したたかで狡猾、有能な徳川慶喜。「大政奉還」直後、政争は慶喜に有利に動いていた?【後編】:3ページ目
薩摩藩の挑発と出兵
この時、西郷や大久保などの藩士クラスは完全に蚊帳の外で、中心となっていたのは公武合体派の大名や皇族たちでした。
討幕派はこの状況に不満を抱きます。強硬派は関東で挙兵し、江戸市中で犯罪行為を働きました。これらを煽動したのは薩摩藩です。慶喜による巻き返しに対抗するべく、大久保利通が西郷隆盛を頼り、西郷が工作員として動いたのでした。
結果、江戸の町は強盗や火付けで荒らされます。いわばこれは幕府を挑発する行為だったのですが、これに堪忍袋の緒が切れた佐幕派である庄内藩兵は、江戸の薩摩藩邸を焼き討ちにしました。
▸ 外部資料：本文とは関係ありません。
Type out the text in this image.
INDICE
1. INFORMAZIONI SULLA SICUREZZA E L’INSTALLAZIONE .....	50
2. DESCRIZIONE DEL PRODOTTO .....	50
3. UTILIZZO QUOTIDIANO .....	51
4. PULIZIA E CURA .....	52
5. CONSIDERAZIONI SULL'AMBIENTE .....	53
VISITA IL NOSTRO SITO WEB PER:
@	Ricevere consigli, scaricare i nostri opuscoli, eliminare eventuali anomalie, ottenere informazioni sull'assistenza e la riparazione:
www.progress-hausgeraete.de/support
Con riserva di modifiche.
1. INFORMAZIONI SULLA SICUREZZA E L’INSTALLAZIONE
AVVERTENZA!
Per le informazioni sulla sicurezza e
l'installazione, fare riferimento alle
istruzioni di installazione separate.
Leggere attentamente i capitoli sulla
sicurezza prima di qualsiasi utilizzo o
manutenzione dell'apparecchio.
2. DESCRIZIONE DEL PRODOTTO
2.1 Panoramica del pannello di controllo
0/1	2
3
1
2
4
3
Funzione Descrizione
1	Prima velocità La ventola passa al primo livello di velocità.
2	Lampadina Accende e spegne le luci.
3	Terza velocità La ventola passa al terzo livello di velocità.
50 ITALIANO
そしてこれがきっかけで、慶喜も京への出兵を決断。1868年、ついに「討薩の表」が発せられ、旧幕府軍は大坂城を出て京都へ向かったのです。
こうして見ると、大政奉還は慶喜の「悪あがき」どころではなかったことが分かりますね。
最初から慶喜は、討幕派の牙を折る、あるいは肩透かしを食らわせるための暗闘を展開させており、大政奉還もその一環だったのです。
実際、それによって多くの大名たちが慶喜の味方につきました。もちろん歴史の流れの全体を見れば、慶喜は最終的には敗北してしまうのですが、少なくとも彼は、一般的なイメージよりもはるかにしたたかで狡猾、そして有能な人物だったのです。